A Folk Tale
by Doug Bayliss
Back in my door to door salesman days l met an awful lot of very interesting people and encountered many unique circumstances. Many of you may remember my encounter with Wilbur the 3-legged pig! I’d love to tell that one again someday if you’d like to hear it, but this story is about a visit I had with a chicken farmer out in Lancaster County.
I can smell the bittersweet aroma as I recall driving up the long dirt lane, past the many barns and chicken coops to the farmhouse.
Chicken farmer Joe was waiting for me, patiently rocking in a large old looking wooden rocking chair on the front porch. I knew he was excited to learn about our new patented gizmo to make feeding his thousands of chickens so much easier.
“Hey there Joe,” I yelled. “Afternoon.” He said, “Have you got the new contraption?”
“Sure do. Let me back the truck around and we’ll get it unloaded”
Well, we worked the rest of day into the early evening unpacking and setting up Farmer Joe’s new feeders. He was incredibly happy.
“Man this is going to save me so much time!” he exclaimed. Delighted, he invited me to stay for supper just as the dinner bell was ringing. Ding ding ding, ding ding, ding ding!
I politely refused but he convinced me to stay. “My wife is the best cook in the whole county. She wins a 1stplace blue ribbon every year at the county fair with her eggs-quisite lemon meringue pie. And it just so happens she’s making her prize-winning pie today, for tonight’s dessert!” He sure was excited about that lemon meringue pie.
“How can I refuse,” I said, so we dusted off our clothes washed up and went inside. There is nothing like the smell of a good home cooked meal. We sat down at a big country table, and as Joe’s wife was bringing the food in, I recognized her right away. To my surprise, Joe’s wife was my high school girlfriend Mary Joe. She recognized me too, but she said not a word.
After dinner, Mary Joe brought out the oh-so-scrumptious lemon meringue pie and we each ate several slices. As I reached for the last slice Joe smacked his hand down on the table. Whomp! “No sir,” he said. “That last piece of pie is for me. Mary Joe will pack it in my lunch tomorrow.”

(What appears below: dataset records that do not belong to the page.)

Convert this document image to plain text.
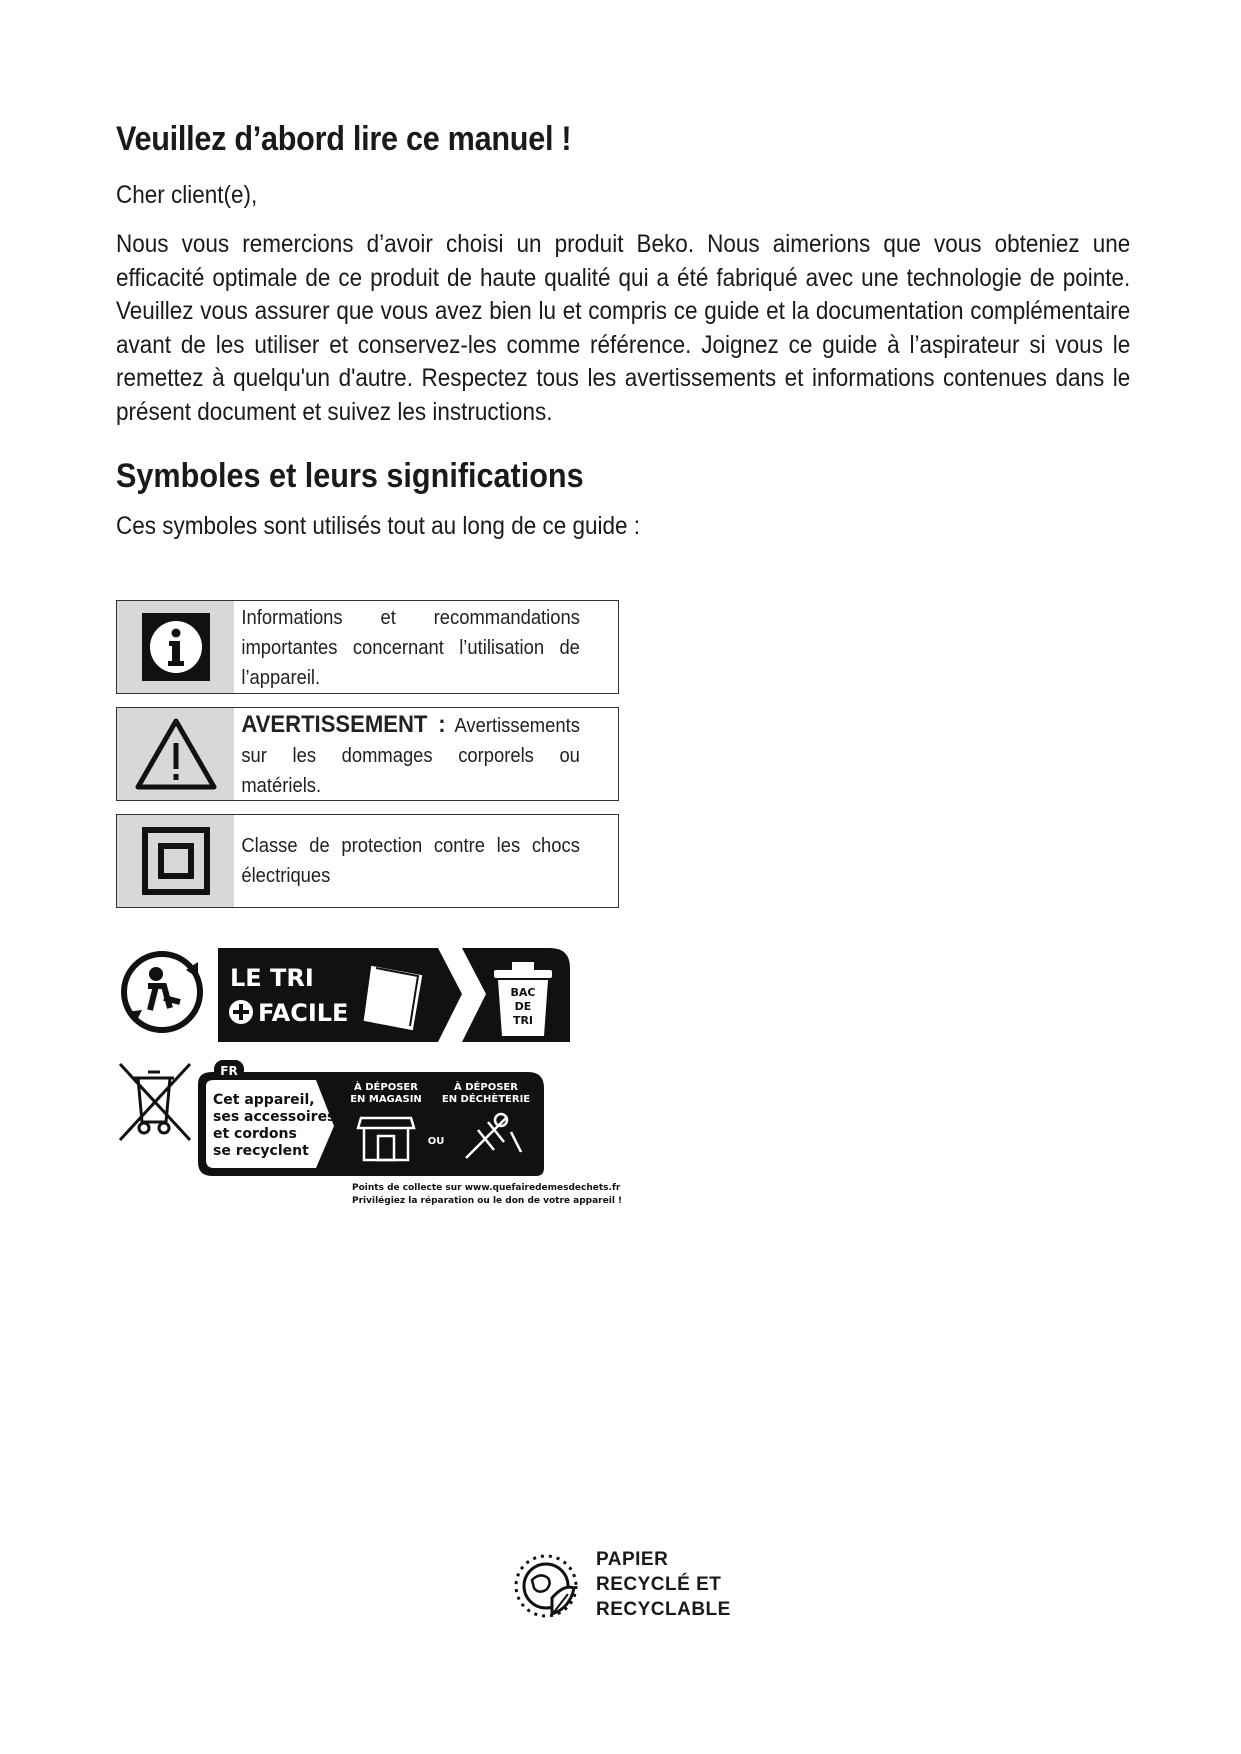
Veuillez d’abord lire ce manuel !

Cher client(e),

Nous vous remercions d’avoir choisi un produit Beko. Nous aimerions que vous obteniez une efficacité optimale de ce produit de haute qualité qui a été fabriqué avec une technologie de pointe. Veuillez vous assurer que vous avez bien lu et compris ce guide et la documentation complémentaire avant de les utiliser et conservez-les comme référence. Joignez ce guide à l’aspirateur si vous le remettez à quelqu'un d'autre. Respectez tous les avertissements et informations contenues dans le présent document et suivez les instructions.

Symboles et leurs significations

Ces symboles sont utilisés tout au long de ce guide :

Informations et recommandations importantes concernant l’utilisation de l’appareil.
AVERTISSEMENT : Avertissements sur les dommages corporels ou matériels.
Classe de protection contre les chocs électriques
LE TRI
FACILE
BAC
DE
TRI
FR
Cet appareil,
ses accessoires
et cordons
se recyclent
À DÉPOSER
EN MAGASIN
À DÉPOSER
EN DÉCHÈTERIE
OU
Points de collecte sur www.quefairedemesdechets.fr
Privilégiez la réparation ou le don de votre appareil !
PAPIER
RECYCLÉ ET
RECYCLABLE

Well, we talked and joked for a while, and tasted some of Joe’s dandelion wine, maybe more than we should have. “It’s getting kind of late, why don’t you stay the night and head back into town in the morning,” Joe said.

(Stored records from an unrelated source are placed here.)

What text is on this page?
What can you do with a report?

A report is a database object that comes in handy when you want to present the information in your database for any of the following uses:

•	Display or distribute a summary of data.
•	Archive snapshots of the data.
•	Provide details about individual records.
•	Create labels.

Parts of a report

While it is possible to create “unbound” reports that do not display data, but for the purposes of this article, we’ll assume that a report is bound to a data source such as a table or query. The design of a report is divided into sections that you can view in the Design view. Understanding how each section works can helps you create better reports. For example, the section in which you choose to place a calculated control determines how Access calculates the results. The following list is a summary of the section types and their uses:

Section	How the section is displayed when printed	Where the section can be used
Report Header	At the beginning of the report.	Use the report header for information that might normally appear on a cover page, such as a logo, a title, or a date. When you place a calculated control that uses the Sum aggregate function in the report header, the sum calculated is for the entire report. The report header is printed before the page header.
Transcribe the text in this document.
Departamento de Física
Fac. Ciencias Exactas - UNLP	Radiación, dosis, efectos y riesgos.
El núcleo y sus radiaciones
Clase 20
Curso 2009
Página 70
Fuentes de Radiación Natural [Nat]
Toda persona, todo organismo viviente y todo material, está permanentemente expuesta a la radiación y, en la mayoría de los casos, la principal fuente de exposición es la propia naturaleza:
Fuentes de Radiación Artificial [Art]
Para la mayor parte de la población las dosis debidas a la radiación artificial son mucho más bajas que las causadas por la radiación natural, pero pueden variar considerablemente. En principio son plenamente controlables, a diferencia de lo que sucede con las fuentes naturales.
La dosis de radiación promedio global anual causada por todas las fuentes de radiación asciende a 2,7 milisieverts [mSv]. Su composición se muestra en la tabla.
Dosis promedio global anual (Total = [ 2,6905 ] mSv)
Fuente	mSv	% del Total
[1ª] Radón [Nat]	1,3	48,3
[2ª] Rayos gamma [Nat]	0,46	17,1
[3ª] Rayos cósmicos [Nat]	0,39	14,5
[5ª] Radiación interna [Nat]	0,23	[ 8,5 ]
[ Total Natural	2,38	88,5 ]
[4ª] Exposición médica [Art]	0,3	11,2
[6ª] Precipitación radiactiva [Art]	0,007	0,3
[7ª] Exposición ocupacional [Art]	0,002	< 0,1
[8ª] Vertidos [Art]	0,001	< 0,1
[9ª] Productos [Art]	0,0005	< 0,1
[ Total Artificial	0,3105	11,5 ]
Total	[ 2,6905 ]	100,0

“You know Joe that doesn’t sound like a bad idea. But I don’t want to impose on you and Mary Joe, you’ve both been so gracious already.” “No problem,” says Joe. But he says “We only got the one bedroom with one bed. You and Mary Joe can just sleep on each side and I’ll sleep in the middle.”

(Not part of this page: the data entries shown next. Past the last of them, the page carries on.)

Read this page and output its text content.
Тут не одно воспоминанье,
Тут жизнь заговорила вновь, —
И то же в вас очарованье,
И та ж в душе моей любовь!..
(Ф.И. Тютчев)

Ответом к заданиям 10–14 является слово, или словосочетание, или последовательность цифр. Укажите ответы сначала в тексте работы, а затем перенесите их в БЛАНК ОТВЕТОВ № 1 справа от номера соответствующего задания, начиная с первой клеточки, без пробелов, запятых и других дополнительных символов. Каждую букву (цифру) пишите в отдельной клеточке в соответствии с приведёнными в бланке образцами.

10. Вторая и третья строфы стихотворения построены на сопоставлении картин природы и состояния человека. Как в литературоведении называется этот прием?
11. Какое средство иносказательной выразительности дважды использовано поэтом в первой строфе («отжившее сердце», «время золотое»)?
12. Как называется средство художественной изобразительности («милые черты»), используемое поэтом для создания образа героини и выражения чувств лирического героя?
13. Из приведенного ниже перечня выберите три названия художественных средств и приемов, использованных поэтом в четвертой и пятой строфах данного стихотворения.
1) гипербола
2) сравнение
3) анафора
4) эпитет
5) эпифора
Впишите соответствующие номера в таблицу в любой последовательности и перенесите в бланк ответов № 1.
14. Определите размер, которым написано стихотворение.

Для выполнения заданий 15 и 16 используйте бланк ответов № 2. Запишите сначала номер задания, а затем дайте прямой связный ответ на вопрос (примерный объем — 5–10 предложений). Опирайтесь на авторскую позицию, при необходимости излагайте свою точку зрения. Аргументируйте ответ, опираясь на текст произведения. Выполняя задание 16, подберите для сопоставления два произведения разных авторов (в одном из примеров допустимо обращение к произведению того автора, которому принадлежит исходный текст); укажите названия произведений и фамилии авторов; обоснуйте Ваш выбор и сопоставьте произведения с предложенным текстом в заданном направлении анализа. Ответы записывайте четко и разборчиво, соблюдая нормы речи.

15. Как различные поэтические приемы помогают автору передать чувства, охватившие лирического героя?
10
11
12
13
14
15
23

This seemed a little odd, but feeling a bit tipsy from the very tasty dandelion wine, I agreed and we all walked upstairs to the bedroom.
Mary Jo and I took our places on each side of the bed when suddenly Farmer Joe jumps out of the closet with a shotgun! “What are you doing?” I exclaim, “I thought we were all just gonna share this bed and go to sleep for the night!”
“Don’t make a fuss,” Says Farmer Joe. “ We have a problem with a Coyote sneaking up here at night and eating our chickens. I like to sleep with old iron sides here at the ready.”
With that, he climbed on into the bed. So there we were. Me on one side, Mary Joe on the other side, and old Farmer Joe lying right there between us with his trusty shotgun old Ironsides. Remarkably I dozed off to sleep.
Bang! Bang! I awoke to the sound of old Joe apparently outside shooting at a Coyote. I glanced over at Mary Joe who was also awake and looking affectionately back at me, enticingly said, “Now’s your chance.”
Thinking for a moment, I realized she was right. Quickly I dashed down the stairs, grabbed the last piece of the delicious lemon meringue pie and sped away fast!